La défense de la justice commence chez soi et rayonne vers l'extérieur. Allah nous ordonne à tous dans le Qur’an de devenir des défenseurs indéfectibles de la justice divine, nous demandant de commencer par nous tenir responsables et de travailler vers l'extérieur, couche par couche, pour inclure nos propres parents, puis les réseaux sociaux, etc. :
O vous qui croyez ! Observez strictement la justice et soyez des témoins (véridiques) comme Allah l’ordonne, fut-ce contre vous-mêmes, contre vos père et mère ou proches parents.

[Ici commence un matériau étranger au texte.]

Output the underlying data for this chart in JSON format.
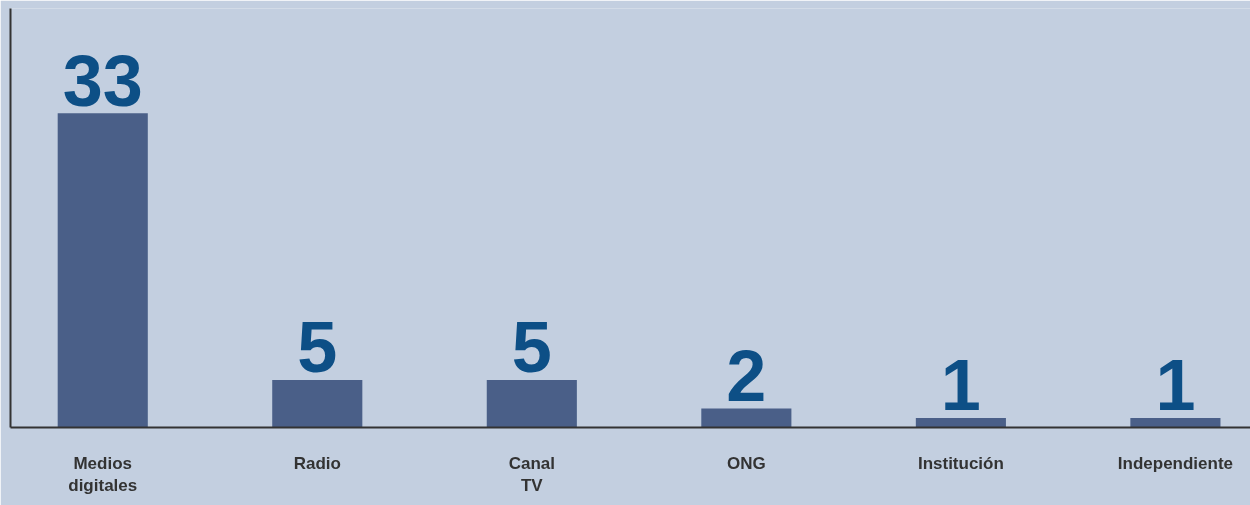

Surah An Nisaa (4) verset 135
L'appel à l'action
Tout d'abord, pour la Journée des prisonniers palestiniens :
Familiarisons-nous avec les noms des détenus les plus connus, comme Marwan Barghouti (directeur de la résistance), Ahmad Sa'adat (chef de la résistance), Mohammed Abu Salmiyah (directeur de l'hôpital Al-Shifa, Gaza) et Abdullah Barghouti (ingénieur principal de la résistance).
Inspirons-nous de leur courage et de leur force face à la répression israélienne. Engageons-nous auprès d'organisations de défense des droits ou d'activisme, qui luttent contre les systèmes d'oppression.
Enfin, l'un des outils les plus efficaces pour isoler et démanteler l'architecture de l'apartheid qui permet ces agressions est le BDS : boycotter les produits israéliens, inciter vos employeurs, universités et collectivités locales à se désengager des entreprises complices du programme raciste israélien et sanctionner/isoler ceux et celles qui osent normaliser leurs relations avec les oppresseurs.
Qu’Allah apporte du réconfort aux prisonniers, de la patience à leurs familles.
(Ce khutbah est inspiré d’un message à l’Ummah de CAGE International.)